Comments and Moderation
The editors of this blog are not “censors” of views, and that is not our intention. But it is our responsibility, right, and intention to publish only comments that foster sincere and constructive discussion. This means that we will not publish blog comments that are intended to (or would in effect) cause harm to any individual or group. This Web site is not a platform for political agitation or for spreading gossip. It’s not a place to push an agenda, dominate a conversation, or win an argument. What does this mean specifically?
We will not publish posts or comments that:
- spread or invite gossip
- abuse, harass, stalk, or threaten others
- are libelous or knowingly false
- call out individuals or communities by name in a way that encourage ad hominem attacks on them
- promote personal or political campaigns
- violate an obligation of confidentiality
- violate the privacy of others
- intentionally or unwittingly do harm
Our definitions of unacceptable content are not limited to this list. We reserve the right to delete any comment we deem offensive, inaccurate, or misleading.
It’s a family gathering.
An online community is a family of sorts, where there will always be different points of view, and it’s certainly fine to be passionate about those points of view.
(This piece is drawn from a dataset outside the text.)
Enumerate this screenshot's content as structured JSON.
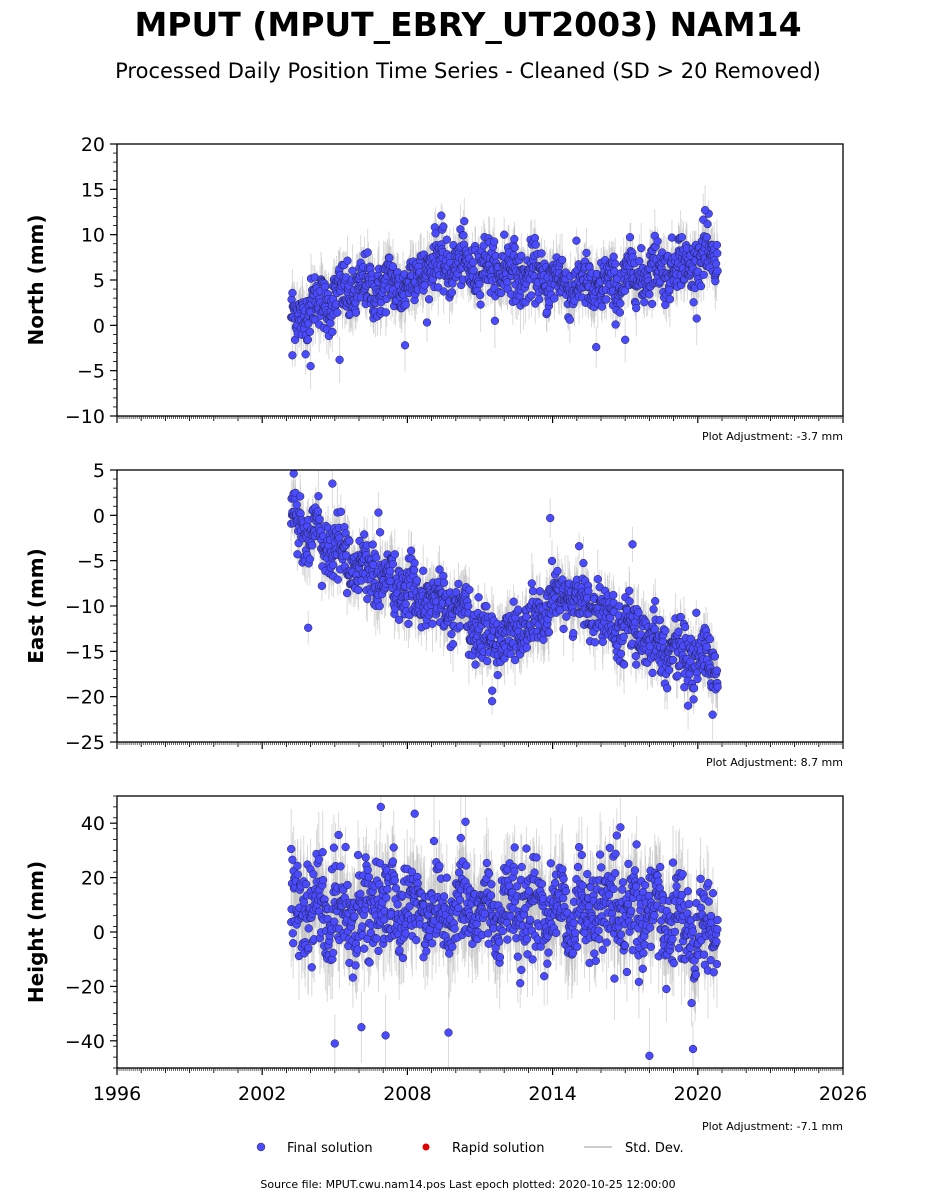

As Dzogchen Ponlop Rinpoche says, it is just this meeting of differences that can light up our intelligence and lead to new insights:
“Family gatherings are full of sparks—from those at your house to those played out on the national stage and documented by CNN and Entertainment Weekly. But when the sparks from this rubbing together of opposites ignite in an atmosphere of openness, it makes all the difference. Then, instead of pure friction, we get a lively dance that generates a very creative energy.”